Je n'avais pour l'instant jamais cédé aux sirènes de l'exhibition par webcam, chose que j'ai pu expérimenter récemment, probablement par désoeuvrement. Et d'un certain coté il s'agit de ma plus grande réussite, un trésor d'érotisme glauque et désespéré, étrangement inattendu. Parfois je pense à reproduire le coup, mais je crains que ce soit ce genre de choses qu'on ne provoque pas volontairement. Une nuit donc, réveillée et prise d'une crise de dépression+insomnie comme j'en ai le secret, je pleure toutes les larmes de mon petit corps et n'arrive plus à dormir, et je me résigne à aller sur Skyrock. C'est la première fois que j'y vais si tard, ça sent encore plus qu'à l'accoutumée les échanges de fluide par écran interposés, et je prends presque le premier qui vient. Il annonce la couleur directe, il arbore sa queue en avatar, et j'accepte sa proposition. Le voilà donc qui commence à se branler joyeusement, la cam braquée sur sa bite. Il déchante rapidement devant mon incapacité à l'exciter un minimum, faut dire que j'ai pas la tête à ça. Je prends donc mon air bambi et lui avoue « je suis triste ». Voilà qui a dû achever de le faire débander. Il débranche sa webcam, je crois que c'est mort, mais il finit par la remettre.

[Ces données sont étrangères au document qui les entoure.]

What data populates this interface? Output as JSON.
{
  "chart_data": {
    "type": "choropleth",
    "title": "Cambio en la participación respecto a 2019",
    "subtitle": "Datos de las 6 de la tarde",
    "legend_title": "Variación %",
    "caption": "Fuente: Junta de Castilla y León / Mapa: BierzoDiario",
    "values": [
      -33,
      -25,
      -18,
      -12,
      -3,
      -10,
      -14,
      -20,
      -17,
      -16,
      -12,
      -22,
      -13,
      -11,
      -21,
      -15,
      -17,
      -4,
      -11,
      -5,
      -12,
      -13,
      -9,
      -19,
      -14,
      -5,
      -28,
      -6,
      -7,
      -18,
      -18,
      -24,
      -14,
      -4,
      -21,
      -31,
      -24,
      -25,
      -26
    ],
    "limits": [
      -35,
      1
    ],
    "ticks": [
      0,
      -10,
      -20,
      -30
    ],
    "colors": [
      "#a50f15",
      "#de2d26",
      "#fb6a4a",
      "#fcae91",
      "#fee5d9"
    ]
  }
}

Je découvre son visage, que je n'avais pas vu jusqu'à présent. Il est même pas moche, et doit même avoir des beaux yeux – ça fait bizarre de mettre un visage sur une bite. Il me dit de ne pas être triste, que je trouverai l'amour un jour (que sait-il de mes histoires d'amour ?) et que ça me fera du bien. D'un coté il a peut-être raison, et on discute pendant quelque temps, il essaye le moins maladroitement que possible de me remonter le moral – ce qui est très gentil de la part de quelqu'un venu ici pour se dégorger le poireau – avant que je décide de prendre congé. J'aimerais lui souhaiter bonne chance dans sa quête de la demoiselle qui va l'aider à évacuer son trop-plein sanguin, mais j'y arrive pas. Alors je me déconnecte, et je vais me coucher.